I have the following piece of Matlab code, which calculates Mahalanobis distances between a vector and a matrix with several iterations. I am trying to find a faster method to d
You can replace the innermost loop that uses mahal with something that is a bit vectorized, as it uses some pre-calculated values (with the help of bsxfun) inside a loop-shortened and hacked version of mahal.
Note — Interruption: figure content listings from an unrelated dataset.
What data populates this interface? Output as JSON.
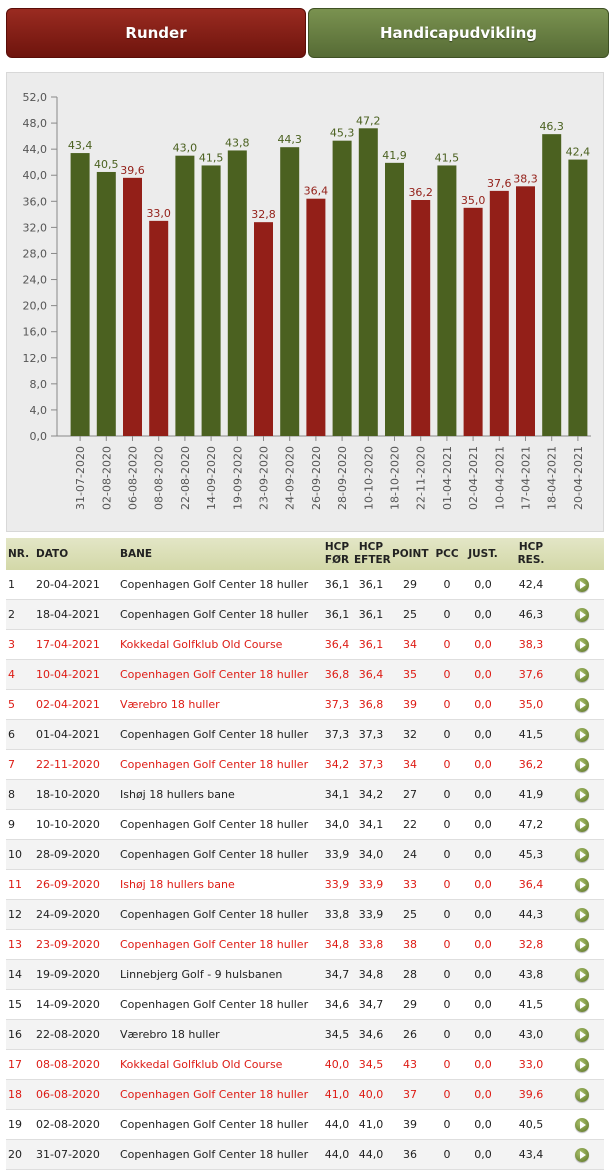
{
  "tabs": {
    "runder": "Runder",
    "handicap": "Handicapudvikling"
  },
  "colors": {
    "green": "#4b6120",
    "red": "#931f18",
    "green_label": "#4b6120",
    "red_label": "#931f18"
  },
  "chart_data": {
    "type": "bar",
    "ylim": [
      0,
      52
    ],
    "yticks": [
      "52,0",
      "48,0",
      "44,0",
      "40,0",
      "36,0",
      "32,0",
      "28,0",
      "24,0",
      "20,0",
      "16,0",
      "12,0",
      "8,0",
      "4,0",
      "0,0"
    ],
    "categories": [
      "31-07-2020",
      "02-08-2020",
      "06-08-2020",
      "08-08-2020",
      "22-08-2020",
      "14-09-2020",
      "19-09-2020",
      "23-09-2020",
      "24-09-2020",
      "26-09-2020",
      "28-09-2020",
      "10-10-2020",
      "18-10-2020",
      "22-11-2020",
      "01-04-2021",
      "02-04-2021",
      "10-04-2021",
      "17-04-2021",
      "18-04-2021",
      "20-04-2021"
    ],
    "values": [
      43.4,
      40.5,
      39.6,
      33.0,
      43.0,
      41.5,
      43.8,
      32.8,
      44.3,
      36.4,
      45.3,
      47.2,
      41.9,
      36.2,
      41.5,
      35.0,
      37.6,
      38.3,
      46.3,
      42.4
    ],
    "labels": [
      "43,4",
      "40,5",
      "39,6",
      "33,0",
      "43,0",
      "41,5",
      "43,8",
      "32,8",
      "44,3",
      "36,4",
      "45,3",
      "47,2",
      "41,9",
      "36,2",
      "41,5",
      "35,0",
      "37,6",
      "38,3",
      "46,3",
      "42,4"
    ],
    "status": [
      "green",
      "green",
      "red",
      "red",
      "green",
      "green",
      "green",
      "red",
      "green",
      "red",
      "green",
      "green",
      "green",
      "red",
      "green",
      "red",
      "red",
      "red",
      "green",
      "green"
    ],
    "grid": false
  },
  "table": {
    "headers": {
      "nr": "NR.",
      "dato": "DATO",
      "bane": "BANE",
      "hcp_for_1": "HCP",
      "hcp_for_2": "FØR",
      "hcp_efter_1": "HCP",
      "hcp_efter_2": "EFTER",
      "point": "POINT",
      "pcc": "PCC",
      "just": "JUST.",
      "hcp_res": "HCP RES."
    },
    "rows": [
      {
        "nr": "1",
        "dato": "20-04-2021",
        "bane": "Copenhagen Golf Center 18 huller",
        "for": "36,1",
        "efter": "36,1",
        "point": "29",
        "pcc": "0",
        "just": "0,0",
        "res": "42,4",
        "red": false
      },
      {
        "nr": "2",
        "dato": "18-04-2021",
        "bane": "Copenhagen Golf Center 18 huller",
        "for": "36,1",
        "efter": "36,1",
        "point": "25",
        "pcc": "0",
        "just": "0,0",
        "res": "46,3",
        "red": false
      },
      {
        "nr": "3",
        "dato": "17-04-2021",
        "bane": "Kokkedal Golfklub Old Course",
        "for": "36,4",
        "efter": "36,1",
        "point": "34",
        "pcc": "0",
        "just": "0,0",
        "res": "38,3",
        "red": true
      },
      {
        "nr": "4",
        "dato": "10-04-2021",
        "bane": "Copenhagen Golf Center 18 huller",
        "for": "36,8",
        "efter": "36,4",
        "point": "35",
        "pcc": "0",
        "just": "0,0",
        "res": "37,6",
        "red": true
      },
      {
        "nr": "5",
        "dato": "02-04-2021",
        "bane": "Værebro 18 huller",
        "for": "37,3",
        "efter": "36,8",
        "point": "39",
        "pcc": "0",
        "just": "0,0",
        "res": "35,0",
        "red": true
      },
      {
        "nr": "6",
        "dato": "01-04-2021",
        "bane": "Copenhagen Golf Center 18 huller",
        "for": "37,3",
        "efter": "37,3",
        "point": "32",
        "pcc": "0",
        "just": "0,0",
        "res": "41,5",
        "red": false
      },
      {
        "nr": "7",
        "dato": "22-11-2020",
        "bane": "Copenhagen Golf Center 18 huller",
        "for": "34,2",
        "efter": "37,3",
        "point": "34",
        "pcc": "0",
        "just": "0,0",
        "res": "36,2",
        "red": true
      },
      {
        "nr": "8",
        "dato": "18-10-2020",
        "bane": "Ishøj 18 hullers bane",
        "for": "34,1",
        "efter": "34,2",
        "point": "27",
        "pcc": "0",
        "just": "0,0",
        "res": "41,9",
        "red": false
      },
      {
        "nr": "9",
        "dato": "10-10-2020",
        "bane": "Copenhagen Golf Center 18 huller",
        "for": "34,0",
        "efter": "34,1",
        "point": "22",
        "pcc": "0",
        "just": "0,0",
        "res": "47,2",
        "red": false
      },
      {
        "nr": "10",
        "dato": "28-09-2020",
        "bane": "Copenhagen Golf Center 18 huller",
        "for": "33,9",
        "efter": "34,0",
        "point": "24",
        "pcc": "0",
        "just": "0,0",
        "res": "45,3",
        "red": false
      },
      {
        "nr": "11",
        "dato": "26-09-2020",
        "bane": "Ishøj 18 hullers bane",
        "for": "33,9",
        "efter": "33,9",
        "point": "33",
        "pcc": "0",
        "just": "0,0",
        "res": "36,4",
        "red": true
      },
      {
        "nr": "12",
        "dato": "24-09-2020",
        "bane": "Copenhagen Golf Center 18 huller",
        "for": "33,8",
        "efter": "33,9",
        "point": "25",
        "pcc": "0",
        "just": "0,0",
        "res": "44,3",
        "red": false
      },
      {
        "nr": "13",
        "dato": "23-09-2020",
        "bane": "Copenhagen Golf Center 18 huller",
        "for": "34,8",
        "efter": "33,8",
        "point": "38",
        "pcc": "0",
        "just": "0,0",
        "res": "32,8",
        "red": true
      },
      {
        "nr": "14",
        "dato": "19-09-2020",
        "bane": "Linnebjerg Golf - 9 hulsbanen",
        "for": "34,7",
        "efter": "34,8",
        "point": "28",
        "pcc": "0",
        "just": "0,0",
        "res": "43,8",
        "red": false
      },
      {
        "nr": "15",
        "dato": "14-09-2020",
        "bane": "Copenhagen Golf Center 18 huller",
        "for": "34,6",
        "efter": "34,7",
        "point": "29",
        "pcc": "0",
        "just": "0,0",
        "res": "41,5",
        "red": false
      },
      {
        "nr": "16",
        "dato": "22-08-2020",
        "bane": "Værebro 18 huller",
        "for": "34,5",
        "efter": "34,6",
        "point": "26",
        "pcc": "0",
        "just": "0,0",
        "res": "43,0",
        "red": false
      },
      {
        "nr": "17",
        "dato": "08-08-2020",
        "bane": "Kokkedal Golfklub Old Course",
        "for": "40,0",
        "efter": "34,5",
        "point": "43",
        "pcc": "0",
        "just": "0,0",
        "res": "33,0",
        "red": true
      },
      {
        "nr": "18",
        "dato": "06-08-2020",
        "bane": "Copenhagen Golf Center 18 huller",
        "for": "41,0",
        "efter": "40,0",
        "point": "37",
        "pcc": "0",
        "just": "0,0",
        "res": "39,6",
        "red": true
      },
      {
        "nr": "19",
        "dato": "02-08-2020",
        "bane": "Copenhagen Golf Center 18 huller",
        "for": "44,0",
        "efter": "41,0",
        "point": "39",
        "pcc": "0",
        "just": "0,0",
        "res": "40,5",
        "red": false
      },
      {
        "nr": "20",
        "dato": "31-07-2020",
        "bane": "Copenhagen Golf Center 18 huller",
        "for": "44,0",
        "efter": "44,0",
        "point": "36",
        "pcc": "0",
        "just": "0,0",
        "res": "43,4",
        "red": false
      }
    ]
  }
}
Basically you have a 2D array, let's call it A for easy reference and a 3D array, let's call it B. Let the output be stored be into a variable out. So, the innermost code snippet could be extracted and based on the assumed variable names.
Original loopy code
for k=1:size(A,1)
out(k)=mahal(A(k,:),B(:,:,k));
end
So, what I did was to hack into mahal.m and look for portions that could be vectorized when the inputs are 2D and 3D. Now, mahal uses qr inside it, which could not be vectorized. Thus, we end up with a hacked code.
Hacked code
%// Pre-calculate certain values that could be avoided than using into loop
meanB = mean(B,1); %// mean of B along dim-1
B_meanB = bsxfun(@minus,B,meanB); %// B minus mean values of B
A_B_meanB = A' - reshape(meanB,size(B,2),[]); %//'# A minus B_meanB
%// QR calculations in a for-loop starts until the output is obtained
for k = 1:size(A,1)
[~,R] = qr(B_meanB(:,:,k),0);
out2(k) = sum((R'\A_B_meanB(:,k)).^2)*(size(A,1)-1);
end
Now, to extend this hack solution to the problem code, one can introduce few more tweaks to pre-calculate more values being used those nested loops.
Final solution code
A = S.a; %// Get data from S
[rx,cx] = size(A); %// Get size parameters
Atr = A'; %//'# Pre-calculate transpose of A
%// Pre-calculate replicated B and the indices to be modified at each iteration
B_rep = repmat(S.a,1,1,rx);
B_idx = bsxfun(@plus,[(0:cx-1)*rx + 1]',[0:rx-1]*(rx*cx+1)); %//'
out = zeros(size(S.data,1),rx); %// initialize output array
for i=1:length(S.data)
B = B_rep;
B(B_idx) = repmat(S.data(i,:)',1,rx); %//'
meanB = mean(B,1); %// mean of B along dim-1
B_meanB = bsxfun(@minus,B,meanB); %// B minus mean values of B
A_B_meanB = Atr - reshape(meanB,3,[]); %// A minus B_meanB
for jj = 1:rx
[~,R] = qr(B_meanB(:,:,jj),0);
out(i,jj) = sum((R'\A_B_meanB(:,jj)).^2)*(rx-1); %//'
end
end
S.resultat = out;
Here's the benchmarking code to compare the proposed solution against the code listed in the problem -
%// Random inputs
S.data=0+(20-0).*rand(1500,3); %(size 10x reduced for a quicker runtime test)
S.a=0+(20-0).*rand(250,3);
S.resultat=ones(length(S.data),length(S.a))*nan;
disp('----------------------------- With original code')
tic
S.b=ones(length(S.a),3,length(S.a))*nan;
for i=1:length(S.data)
for j=1:length(S.a)
S.a2=S.a;
S.a2(j,:)=S.data(i,:);
S.b(:,:,j)=S.a2;
if j==length(S.a)
for k=1:length(S.a);
S.resultat(i,k)=mahal(S.a(k,:),S.b(:,:,k));
end
end
end
end
toc, clear i j S.a2 k S.resultat
S.resultat=ones(length(S.data),length(S.a))*nan;
disp('----------------------------- With proposed solution code')
tic
[ ... Proposed solution code ...]
toc
Runtimes -
----------------------------- With original code
Elapsed time is 17.734394 seconds.
----------------------------- With proposed solution code
Elapsed time is 6.602860 seconds.
Thus, we might get around 2.7x speedup with the proposed approach and some tweaks!